Organizações de apoio aos povos indígenas criticam a Ajufe (Associação dos Juízes Federais do Brasil) por não terem sido convidadas para debater o marco temporal em evento realizado com recursos públicos e apoio da CNA (Confederação Nacional da Agricultura e Pecuária).
Parte interessada, a CNA é contra a demarcação das terras indígenas.
O 36º Encontro Nacional da Justiça Federal aconteceu de 26 a 29 de outubro, no Hotel Iberostar, resort cinco estrelas na Praia do Forte (BA). A Ajufe incluiu uma "programação científica", mesa de debates sobre "Aspectos do Marco Temporal e seu julgamento pelo STF".
"Foi um erro grosseiro afastar os indígenas da discussão, incitando os juízes a enfrentar a decisão do Supremo Tribunal Federal", afirma o advogado Rafael Modesto, assessor jurídico do Cimi (Conselho Indigenista Missionário).
Modesto diz que o evento "defendeu claramente a tese do marco temporal, que tem como objetivo impedir a demarcação das terras indígenas".
Ele considera preocupante o apoio financeiro do governo federal e do governo da Bahia.
O encontro obteve apoio da Multiplan (empresa de shoppings), do Grupo FarmaBrasil (empresas da indústria farmacêutica), e das três confederações nacionais (Agricultura, Indústria e Transporte).
Contou com patrocínio do governo federal, Caixa Econômica Federal e governo estadual (Secretaria de Turismo da Bahia).
"As organizações indígenas ficaram muito incomodadas com o fato de uma associação de juízes que operam o direito indígena ter organizado, dentro de atividade interna, uma mesa de debate sobre tema extremamente importante sem a participação de indígenas", diz Modesto.
"O evento da Ajufe sobre o marco temporal só demonstra como temos um longo caminho para percorrer na transformação de um Poder Judiciário menos desigual", afirmou nas redes sociais Maurício Terena, coordenador jurídico da Apib (Articulação dos Povos Indígenas do Brasil).
"Juiz/desembargador que se manifesta contra a constituição, não entendeu o papel que exerce! O território é um direito!", Terena escreveu.
Marivelton Baré, presidente da Foirn (Federação das Organizações Indígenas do Rio Negro), diz que "foi um grande absurdo, sobretudo querer pressionar por algo inconstitucional se tratando de uma classe interessada na exploração dos territórios indígenas".
"Foi um ato que repudiamos veementemente", afirma.

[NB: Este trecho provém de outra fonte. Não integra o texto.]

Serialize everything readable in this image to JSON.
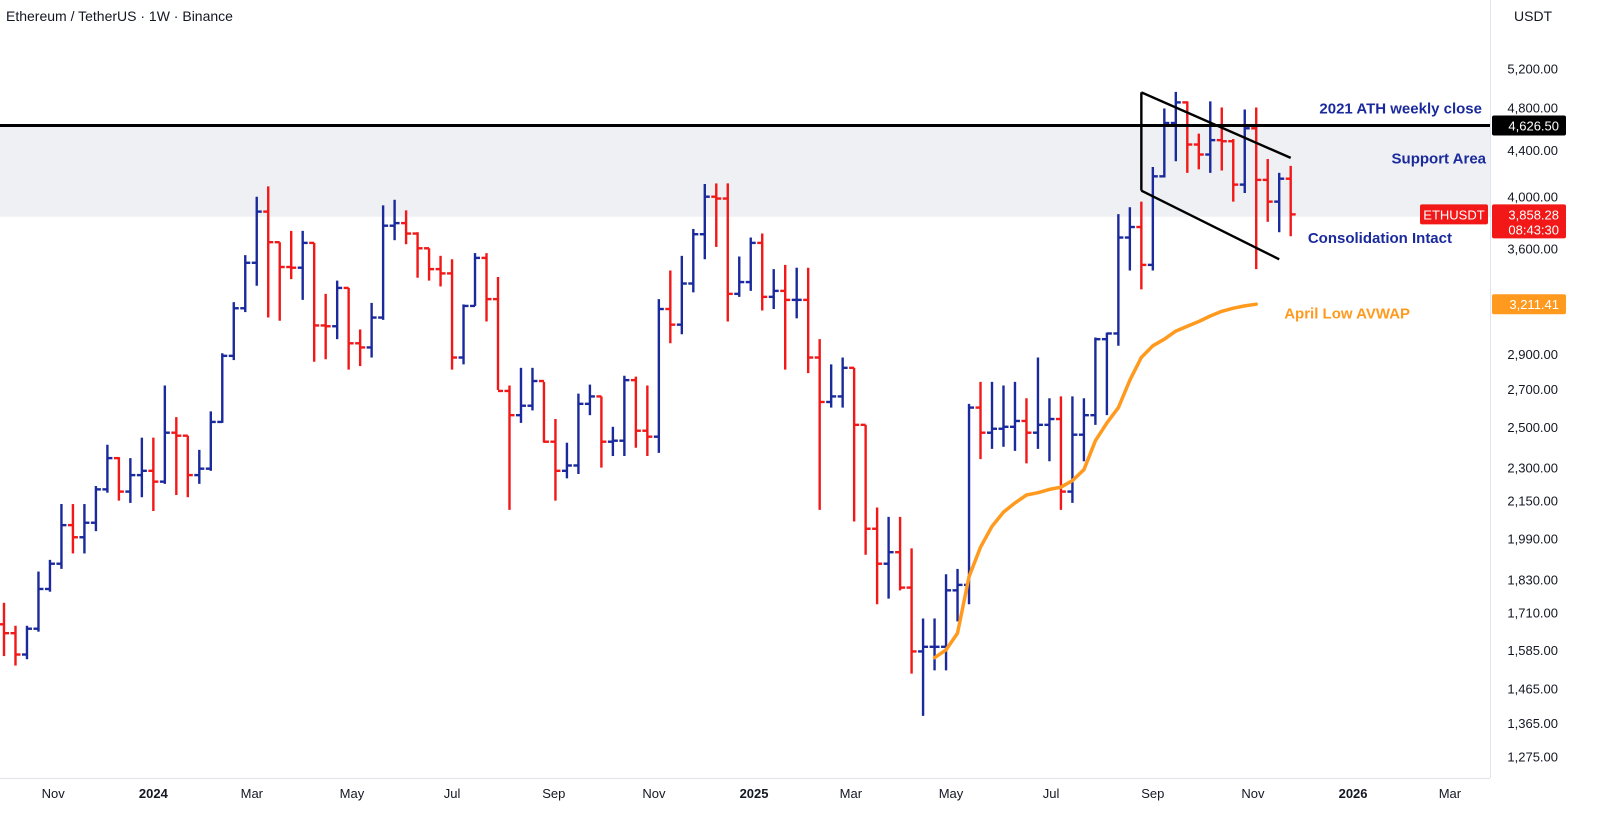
{
  "header": {
    "title": "Ethereum / TetherUS · 1W · Binance",
    "currency": "USDT"
  },
  "chart_data": {
    "type": "ohlc",
    "interval": "1W",
    "symbol": "ETHUSDT",
    "y_axis": {
      "scale": "log",
      "range": [
        1220,
        5600
      ],
      "ticks": [
        "5,200.00",
        "4,800.00",
        "4,400.00",
        "4,000.00",
        "3,600.00",
        "2,900.00",
        "2,700.00",
        "2,500.00",
        "2,300.00",
        "2,150.00",
        "1,990.00",
        "1,830.00",
        "1,710.00",
        "1,585.00",
        "1,465.00",
        "1,365.00",
        "1,275.00"
      ]
    },
    "x_axis": {
      "range": [
        "2023-10-02",
        "2026-03-23"
      ],
      "ticks": [
        {
          "label": "Nov",
          "date": "2023-11-01",
          "bold": false
        },
        {
          "label": "2024",
          "date": "2024-01-01",
          "bold": true
        },
        {
          "label": "Mar",
          "date": "2024-03-01",
          "bold": false
        },
        {
          "label": "May",
          "date": "2024-05-01",
          "bold": false
        },
        {
          "label": "Jul",
          "date": "2024-07-01",
          "bold": false
        },
        {
          "label": "Sep",
          "date": "2024-09-01",
          "bold": false
        },
        {
          "label": "Nov",
          "date": "2024-11-01",
          "bold": false
        },
        {
          "label": "2025",
          "date": "2025-01-01",
          "bold": true
        },
        {
          "label": "Mar",
          "date": "2025-03-01",
          "bold": false
        },
        {
          "label": "May",
          "date": "2025-05-01",
          "bold": false
        },
        {
          "label": "Jul",
          "date": "2025-07-01",
          "bold": false
        },
        {
          "label": "Sep",
          "date": "2025-09-01",
          "bold": false
        },
        {
          "label": "Nov",
          "date": "2025-11-01",
          "bold": false
        },
        {
          "label": "2026",
          "date": "2026-01-01",
          "bold": true
        },
        {
          "label": "Mar",
          "date": "2026-03-01",
          "bold": false
        }
      ]
    },
    "colors": {
      "up": "#1a2a9c",
      "down": "#f21818",
      "avwap": "#ff9a1f",
      "zone": "#eef0f3",
      "level": "#000000"
    },
    "ohlc": [
      {
        "date": "2023-10-02",
        "o": 1670,
        "h": 1745,
        "l": 1565,
        "c": 1640
      },
      {
        "date": "2023-10-09",
        "o": 1640,
        "h": 1665,
        "l": 1535,
        "c": 1570
      },
      {
        "date": "2023-10-16",
        "o": 1570,
        "h": 1665,
        "l": 1555,
        "c": 1655
      },
      {
        "date": "2023-10-23",
        "o": 1655,
        "h": 1860,
        "l": 1645,
        "c": 1795
      },
      {
        "date": "2023-10-30",
        "o": 1795,
        "h": 1905,
        "l": 1785,
        "c": 1890
      },
      {
        "date": "2023-11-06",
        "o": 1890,
        "h": 2135,
        "l": 1870,
        "c": 2045
      },
      {
        "date": "2023-11-13",
        "o": 2045,
        "h": 2135,
        "l": 1930,
        "c": 1995
      },
      {
        "date": "2023-11-20",
        "o": 1995,
        "h": 2135,
        "l": 1930,
        "c": 2055
      },
      {
        "date": "2023-11-27",
        "o": 2055,
        "h": 2215,
        "l": 2020,
        "c": 2200
      },
      {
        "date": "2023-12-04",
        "o": 2200,
        "h": 2410,
        "l": 2185,
        "c": 2345
      },
      {
        "date": "2023-12-11",
        "o": 2345,
        "h": 2350,
        "l": 2150,
        "c": 2190
      },
      {
        "date": "2023-12-18",
        "o": 2190,
        "h": 2345,
        "l": 2140,
        "c": 2265
      },
      {
        "date": "2023-12-25",
        "o": 2265,
        "h": 2445,
        "l": 2165,
        "c": 2285
      },
      {
        "date": "2024-01-01",
        "o": 2285,
        "h": 2445,
        "l": 2105,
        "c": 2235
      },
      {
        "date": "2024-01-08",
        "o": 2235,
        "h": 2720,
        "l": 2225,
        "c": 2470
      },
      {
        "date": "2024-01-15",
        "o": 2470,
        "h": 2550,
        "l": 2175,
        "c": 2455
      },
      {
        "date": "2024-01-22",
        "o": 2455,
        "h": 2455,
        "l": 2165,
        "c": 2265
      },
      {
        "date": "2024-01-29",
        "o": 2265,
        "h": 2385,
        "l": 2225,
        "c": 2295
      },
      {
        "date": "2024-02-05",
        "o": 2295,
        "h": 2580,
        "l": 2285,
        "c": 2525
      },
      {
        "date": "2024-02-12",
        "o": 2525,
        "h": 2905,
        "l": 2520,
        "c": 2890
      },
      {
        "date": "2024-02-19",
        "o": 2890,
        "h": 3225,
        "l": 2865,
        "c": 3185
      },
      {
        "date": "2024-02-26",
        "o": 3185,
        "h": 3550,
        "l": 3160,
        "c": 3495
      },
      {
        "date": "2024-03-04",
        "o": 3495,
        "h": 4000,
        "l": 3335,
        "c": 3880
      },
      {
        "date": "2024-03-11",
        "o": 3880,
        "h": 4085,
        "l": 3125,
        "c": 3645
      },
      {
        "date": "2024-03-18",
        "o": 3645,
        "h": 3645,
        "l": 3105,
        "c": 3465
      },
      {
        "date": "2024-03-25",
        "o": 3465,
        "h": 3730,
        "l": 3380,
        "c": 3460
      },
      {
        "date": "2024-04-01",
        "o": 3460,
        "h": 3730,
        "l": 3240,
        "c": 3640
      },
      {
        "date": "2024-04-08",
        "o": 3640,
        "h": 3640,
        "l": 2855,
        "c": 3075
      },
      {
        "date": "2024-04-15",
        "o": 3075,
        "h": 3280,
        "l": 2870,
        "c": 3070
      },
      {
        "date": "2024-04-22",
        "o": 3070,
        "h": 3370,
        "l": 2990,
        "c": 3320
      },
      {
        "date": "2024-04-29",
        "o": 3320,
        "h": 3320,
        "l": 2810,
        "c": 2965
      },
      {
        "date": "2024-05-06",
        "o": 2965,
        "h": 3050,
        "l": 2830,
        "c": 2940
      },
      {
        "date": "2024-05-13",
        "o": 2940,
        "h": 3220,
        "l": 2880,
        "c": 3125
      },
      {
        "date": "2024-05-20",
        "o": 3125,
        "h": 3930,
        "l": 3110,
        "c": 3770
      },
      {
        "date": "2024-05-27",
        "o": 3770,
        "h": 3975,
        "l": 3660,
        "c": 3790
      },
      {
        "date": "2024-06-03",
        "o": 3790,
        "h": 3890,
        "l": 3630,
        "c": 3710
      },
      {
        "date": "2024-06-10",
        "o": 3710,
        "h": 3720,
        "l": 3390,
        "c": 3600
      },
      {
        "date": "2024-06-17",
        "o": 3600,
        "h": 3600,
        "l": 3370,
        "c": 3450
      },
      {
        "date": "2024-06-24",
        "o": 3450,
        "h": 3545,
        "l": 3330,
        "c": 3420
      },
      {
        "date": "2024-07-01",
        "o": 3420,
        "h": 3520,
        "l": 2810,
        "c": 2880
      },
      {
        "date": "2024-07-08",
        "o": 2880,
        "h": 3210,
        "l": 2840,
        "c": 3200
      },
      {
        "date": "2024-07-15",
        "o": 3200,
        "h": 3565,
        "l": 3200,
        "c": 3530
      },
      {
        "date": "2024-07-22",
        "o": 3530,
        "h": 3565,
        "l": 3100,
        "c": 3245
      },
      {
        "date": "2024-07-29",
        "o": 3245,
        "h": 3395,
        "l": 2695,
        "c": 2690
      },
      {
        "date": "2024-08-05",
        "o": 2690,
        "h": 2720,
        "l": 2110,
        "c": 2560
      },
      {
        "date": "2024-08-12",
        "o": 2560,
        "h": 2820,
        "l": 2520,
        "c": 2610
      },
      {
        "date": "2024-08-19",
        "o": 2610,
        "h": 2820,
        "l": 2585,
        "c": 2745
      },
      {
        "date": "2024-08-26",
        "o": 2745,
        "h": 2740,
        "l": 2420,
        "c": 2425
      },
      {
        "date": "2024-09-02",
        "o": 2425,
        "h": 2540,
        "l": 2150,
        "c": 2285
      },
      {
        "date": "2024-09-09",
        "o": 2285,
        "h": 2420,
        "l": 2250,
        "c": 2310
      },
      {
        "date": "2024-09-16",
        "o": 2310,
        "h": 2675,
        "l": 2270,
        "c": 2620
      },
      {
        "date": "2024-09-23",
        "o": 2620,
        "h": 2725,
        "l": 2560,
        "c": 2660
      },
      {
        "date": "2024-09-30",
        "o": 2660,
        "h": 2660,
        "l": 2300,
        "c": 2425
      },
      {
        "date": "2024-10-07",
        "o": 2425,
        "h": 2500,
        "l": 2355,
        "c": 2430
      },
      {
        "date": "2024-10-14",
        "o": 2430,
        "h": 2775,
        "l": 2355,
        "c": 2750
      },
      {
        "date": "2024-10-21",
        "o": 2750,
        "h": 2770,
        "l": 2395,
        "c": 2480
      },
      {
        "date": "2024-10-28",
        "o": 2480,
        "h": 2720,
        "l": 2355,
        "c": 2450
      },
      {
        "date": "2024-11-04",
        "o": 2450,
        "h": 3245,
        "l": 2370,
        "c": 3180
      },
      {
        "date": "2024-11-11",
        "o": 3180,
        "h": 3440,
        "l": 2965,
        "c": 3080
      },
      {
        "date": "2024-11-18",
        "o": 3080,
        "h": 3545,
        "l": 3020,
        "c": 3350
      },
      {
        "date": "2024-11-25",
        "o": 3350,
        "h": 3745,
        "l": 3290,
        "c": 3705
      },
      {
        "date": "2024-12-02",
        "o": 3705,
        "h": 4105,
        "l": 3520,
        "c": 4000
      },
      {
        "date": "2024-12-09",
        "o": 4000,
        "h": 4110,
        "l": 3610,
        "c": 3985
      },
      {
        "date": "2024-12-16",
        "o": 3985,
        "h": 4110,
        "l": 3100,
        "c": 3280
      },
      {
        "date": "2024-12-23",
        "o": 3280,
        "h": 3540,
        "l": 3260,
        "c": 3360
      },
      {
        "date": "2024-12-30",
        "o": 3360,
        "h": 3680,
        "l": 3300,
        "c": 3640
      },
      {
        "date": "2025-01-06",
        "o": 3640,
        "h": 3710,
        "l": 3170,
        "c": 3260
      },
      {
        "date": "2025-01-13",
        "o": 3260,
        "h": 3450,
        "l": 3180,
        "c": 3300
      },
      {
        "date": "2025-01-20",
        "o": 3300,
        "h": 3480,
        "l": 2810,
        "c": 3240
      },
      {
        "date": "2025-01-27",
        "o": 3240,
        "h": 3460,
        "l": 3120,
        "c": 3240
      },
      {
        "date": "2025-02-03",
        "o": 3240,
        "h": 3460,
        "l": 2790,
        "c": 2880
      },
      {
        "date": "2025-02-10",
        "o": 2880,
        "h": 2990,
        "l": 2110,
        "c": 2630
      },
      {
        "date": "2025-02-17",
        "o": 2630,
        "h": 2840,
        "l": 2600,
        "c": 2660
      },
      {
        "date": "2025-02-24",
        "o": 2660,
        "h": 2880,
        "l": 2600,
        "c": 2820
      },
      {
        "date": "2025-03-03",
        "o": 2820,
        "h": 2820,
        "l": 2060,
        "c": 2510
      },
      {
        "date": "2025-03-10",
        "o": 2510,
        "h": 2510,
        "l": 1925,
        "c": 2030
      },
      {
        "date": "2025-03-17",
        "o": 2030,
        "h": 2120,
        "l": 1740,
        "c": 1890
      },
      {
        "date": "2025-03-24",
        "o": 1890,
        "h": 2080,
        "l": 1760,
        "c": 1935
      },
      {
        "date": "2025-03-31",
        "o": 1935,
        "h": 2080,
        "l": 1790,
        "c": 1800
      },
      {
        "date": "2025-04-07",
        "o": 1800,
        "h": 1950,
        "l": 1510,
        "c": 1580
      },
      {
        "date": "2025-04-14",
        "o": 1580,
        "h": 1690,
        "l": 1385,
        "c": 1595
      },
      {
        "date": "2025-04-21",
        "o": 1595,
        "h": 1690,
        "l": 1520,
        "c": 1595
      },
      {
        "date": "2025-04-28",
        "o": 1595,
        "h": 1850,
        "l": 1520,
        "c": 1790
      },
      {
        "date": "2025-05-05",
        "o": 1790,
        "h": 1870,
        "l": 1680,
        "c": 1810
      },
      {
        "date": "2025-05-12",
        "o": 1810,
        "h": 2620,
        "l": 1740,
        "c": 2600
      },
      {
        "date": "2025-05-19",
        "o": 2600,
        "h": 2740,
        "l": 2340,
        "c": 2470
      },
      {
        "date": "2025-05-26",
        "o": 2470,
        "h": 2740,
        "l": 2390,
        "c": 2490
      },
      {
        "date": "2025-06-02",
        "o": 2490,
        "h": 2720,
        "l": 2400,
        "c": 2500
      },
      {
        "date": "2025-06-09",
        "o": 2500,
        "h": 2740,
        "l": 2380,
        "c": 2530
      },
      {
        "date": "2025-06-16",
        "o": 2530,
        "h": 2650,
        "l": 2320,
        "c": 2470
      },
      {
        "date": "2025-06-23",
        "o": 2470,
        "h": 2880,
        "l": 2390,
        "c": 2510
      },
      {
        "date": "2025-06-30",
        "o": 2510,
        "h": 2650,
        "l": 2330,
        "c": 2540
      },
      {
        "date": "2025-07-07",
        "o": 2540,
        "h": 2660,
        "l": 2110,
        "c": 2190
      },
      {
        "date": "2025-07-14",
        "o": 2190,
        "h": 2660,
        "l": 2140,
        "c": 2460
      },
      {
        "date": "2025-07-21",
        "o": 2460,
        "h": 2650,
        "l": 2330,
        "c": 2560
      },
      {
        "date": "2025-07-28",
        "o": 2560,
        "h": 3000,
        "l": 2510,
        "c": 2990
      },
      {
        "date": "2025-08-04",
        "o": 2990,
        "h": 3030,
        "l": 2560,
        "c": 3025
      },
      {
        "date": "2025-08-11",
        "o": 3025,
        "h": 3860,
        "l": 2950,
        "c": 3680
      },
      {
        "date": "2025-08-18",
        "o": 3680,
        "h": 3915,
        "l": 3440,
        "c": 3760
      },
      {
        "date": "2025-08-25",
        "o": 3760,
        "h": 3960,
        "l": 3310,
        "c": 3480
      },
      {
        "date": "2025-09-01",
        "o": 3480,
        "h": 4250,
        "l": 3440,
        "c": 4170
      },
      {
        "date": "2025-09-08",
        "o": 4170,
        "h": 4790,
        "l": 4160,
        "c": 4650
      },
      {
        "date": "2025-09-15",
        "o": 4650,
        "h": 4955,
        "l": 4300,
        "c": 4850
      },
      {
        "date": "2025-09-22",
        "o": 4850,
        "h": 4860,
        "l": 4200,
        "c": 4450
      },
      {
        "date": "2025-09-29",
        "o": 4450,
        "h": 4550,
        "l": 4230,
        "c": 4360
      },
      {
        "date": "2025-10-06",
        "o": 4360,
        "h": 4860,
        "l": 4200,
        "c": 4490
      },
      {
        "date": "2025-10-13",
        "o": 4490,
        "h": 4800,
        "l": 4220,
        "c": 4480
      },
      {
        "date": "2025-10-20",
        "o": 4480,
        "h": 4500,
        "l": 3960,
        "c": 4100
      },
      {
        "date": "2025-10-27",
        "o": 4100,
        "h": 4780,
        "l": 4030,
        "c": 4600
      },
      {
        "date": "2025-11-03",
        "o": 4600,
        "h": 4800,
        "l": 3450,
        "c": 4140
      },
      {
        "date": "2025-11-10",
        "o": 4140,
        "h": 4320,
        "l": 3800,
        "c": 3960
      },
      {
        "date": "2025-11-17",
        "o": 3960,
        "h": 4200,
        "l": 3720,
        "c": 4150
      },
      {
        "date": "2025-11-24",
        "o": 4150,
        "h": 4260,
        "l": 3690,
        "c": 3858.28
      }
    ],
    "levels": [
      {
        "name": "2021 ATH weekly close",
        "value": 4626.5,
        "value_label": "4,626.50"
      }
    ],
    "zones": [
      {
        "name": "Support Area",
        "from": 3840,
        "to": 4626.5
      }
    ],
    "avwap": {
      "name": "April Low AVWAP",
      "value_label": "3,211.41",
      "points": [
        {
          "date": "2025-04-21",
          "v": 1560
        },
        {
          "date": "2025-04-28",
          "v": 1585
        },
        {
          "date": "2025-05-05",
          "v": 1640
        },
        {
          "date": "2025-05-12",
          "v": 1840
        },
        {
          "date": "2025-05-19",
          "v": 1955
        },
        {
          "date": "2025-05-26",
          "v": 2040
        },
        {
          "date": "2025-06-02",
          "v": 2100
        },
        {
          "date": "2025-06-09",
          "v": 2140
        },
        {
          "date": "2025-06-16",
          "v": 2175
        },
        {
          "date": "2025-06-23",
          "v": 2185
        },
        {
          "date": "2025-06-30",
          "v": 2200
        },
        {
          "date": "2025-07-07",
          "v": 2210
        },
        {
          "date": "2025-07-14",
          "v": 2240
        },
        {
          "date": "2025-07-21",
          "v": 2290
        },
        {
          "date": "2025-07-28",
          "v": 2430
        },
        {
          "date": "2025-08-04",
          "v": 2520
        },
        {
          "date": "2025-08-11",
          "v": 2600
        },
        {
          "date": "2025-08-18",
          "v": 2750
        },
        {
          "date": "2025-08-25",
          "v": 2880
        },
        {
          "date": "2025-09-01",
          "v": 2950
        },
        {
          "date": "2025-09-08",
          "v": 2990
        },
        {
          "date": "2025-09-15",
          "v": 3040
        },
        {
          "date": "2025-09-22",
          "v": 3070
        },
        {
          "date": "2025-09-29",
          "v": 3100
        },
        {
          "date": "2025-10-06",
          "v": 3135
        },
        {
          "date": "2025-10-13",
          "v": 3165
        },
        {
          "date": "2025-10-20",
          "v": 3185
        },
        {
          "date": "2025-10-27",
          "v": 3200
        },
        {
          "date": "2025-11-03",
          "v": 3211.41
        }
      ]
    },
    "channel": {
      "name": "Consolidation Intact",
      "upper": [
        {
          "date": "2025-08-25",
          "v": 4950
        },
        {
          "date": "2025-11-24",
          "v": 4330
        }
      ],
      "lower": [
        {
          "date": "2025-08-25",
          "v": 4050
        },
        {
          "date": "2025-11-17",
          "v": 3520
        }
      ]
    },
    "annotations": [
      {
        "text": "2021 ATH weekly close",
        "color": "#1a2a9c"
      },
      {
        "text": "Support Area",
        "color": "#1a2a9c"
      },
      {
        "text": "Consolidation Intact",
        "color": "#1a2a9c"
      },
      {
        "text": "April Low AVWAP",
        "color": "#ff9a1f"
      }
    ],
    "last_price": {
      "symbol": "ETHUSDT",
      "price": "3,858.28",
      "countdown": "08:43:30",
      "color": "#f21818"
    }
  }
}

"O movimento indígena deve cobrar sempre o posicionamento do estado brasileiro. Como representantes de nossos povos, devemos buscar, até nas cortes internacionais se possível, garantir que não haja nenhum retrocesso aos direitos conquistados", diz Marivelton.
O programa oficial previa a participação de Rudy Maia Ferraz, diretor jurídico da CNA, na mesa-redonda sobre o marco temporal. Ele não compareceu e sua ausência não foi mencionada. Segundo Modesto, do Cimi, Ferraz "é um dos maiores defensores da tese do marco temporal".
O desembargador André Vasconcelos, do TRF-6, abriu os trabalhos dizendo que o presidente da Ajufe, juiz Nélson Alves, pediu-lhe "um contraponto à manifestação de Rudy Maia Ferraz".
Vasconcelos defendeu a possibilidade de superação do julgamento do Supremo pelo projeto de lei vetado de forma parcial. Criticou a ideia central do STF, que, a seu ver, não traduziria a realidade da sociedade. Vislumbrou uma inovação legislativa. Diante da segunda chance de rediscutir a matéria, propôs que os magistrados manifestassem sua opinião.
Alguns juízes criticam a Ajufe por aceitar patrocínio, condição que não foi prevista no edital.
Alegam que faltou transparência da Ajufe com os associados que pagaram para participar do evento e desconheciam que haveria patrocínio, para cobrir os gastos de hospedagem e transporte de autoridades e convidados.
Argumentam que essa prática reforça a pecha de que os magistrados são "vendidos", sendo que a massa dos associados nem mesmo toma conhecimento.
O blog enviou à Ajufe um resumo das críticas. A assessoria de imprensa informou que a entidade não vai se manifestar.